The smell of snow on the winter air fades. I take a deep breath. I smell paper. Here I have the cool, clean feeling of paper, too.

I am so glad to get away. To be in Emily Dickinson’s house.


With a frigate like this book, the reader will certainly agree.

Oliver

Oliver by Birgitta Sif

Oliver

by Birgitta Sif

Candlewick, 2012

From Ferdinand to Frederick, children have wonderful (often animal) picture book role models who express the value in accepting yourself. And of course that message is all well and good. Yet in reality, the self satisfaction found in cherishing your uniqueness sometimes fails to eclipse the loneliness that so often accompanies it. Take Oliver. Here’s a young person who doesn’t seem particularly plagued by the burden of his differentness. He’s not cursing a defect or suffering from taunts; he’s not asking a parent why he is the way he is. He rather enjoys his quiet, imaginative life. His playmates are his toys, plush animals whom he carts around the library and yard. Even surrounded by his boisterous family, Oliver prefers to retreat into his own world with these soft-hearted friends.

And with these playful illustrations, the reader may retreat with him. Notice the subtle glances of otherwise button eyes, the teasing suggestion of life from what reason would inform are inanimate objects: a tiny glimpse for us into the everyday magic Oliver experiences.
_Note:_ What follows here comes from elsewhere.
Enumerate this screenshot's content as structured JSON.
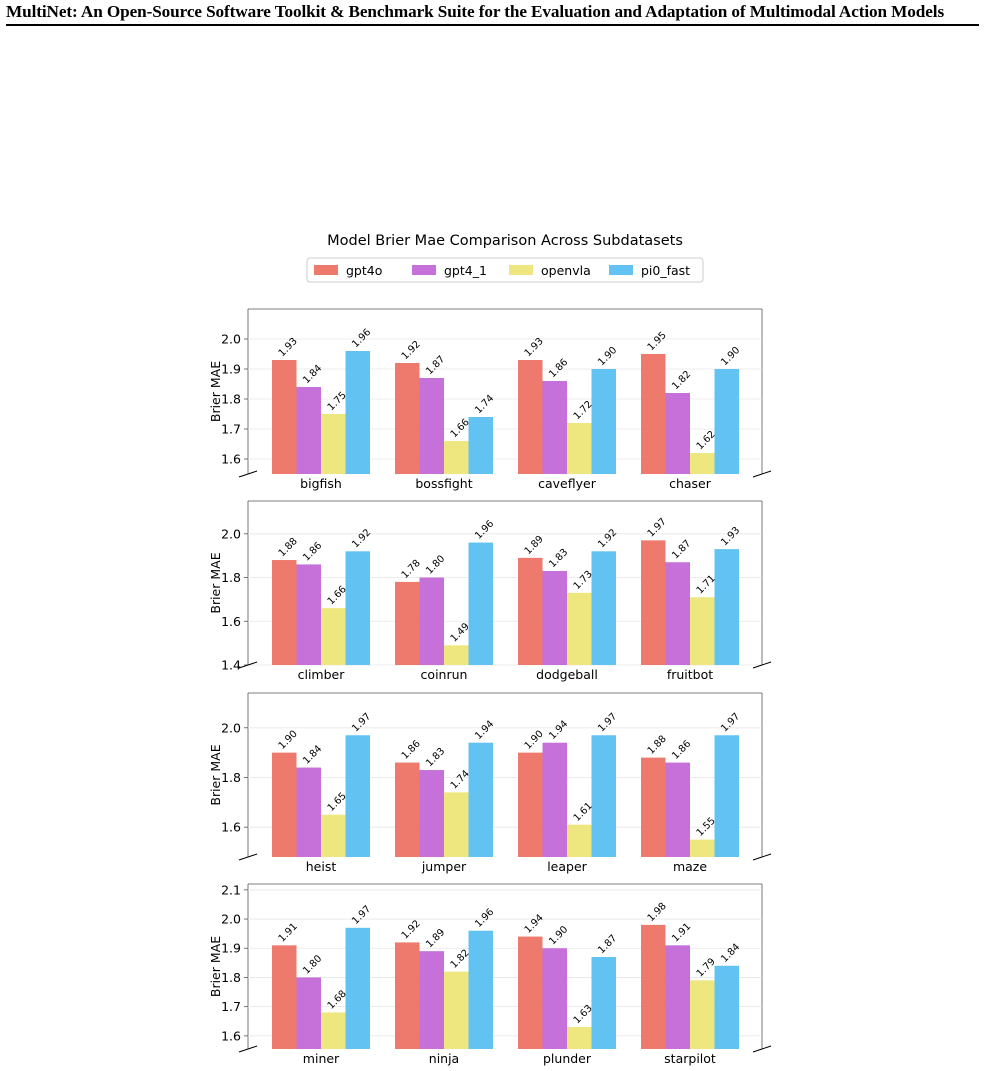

Until one day, it’s not enough for Oliver. His animal friends, heaped in a pile, don’t respond like they used to. Yes, Oliver likes the way he is, and isn’t purposefully ostracized for it. There’s no doubting of self here. What Oliver lacks is someone who sees the world like he sees it; someone who can appreciate him and share his fantastical world and adventures. By the book’s end and through a fateful moment, Oliver finds his someone: a someone who’s more than plush stuffing and button eyes. And as the reader turns back to pore over the warmly detailed illustrations, she discovers that Oliver’s new friend has been with him all along, present but unseen. More magic lives on these pages, and in Oliver’s world, than first meets the eye. And as Oliver discovers, magic begs to be shared.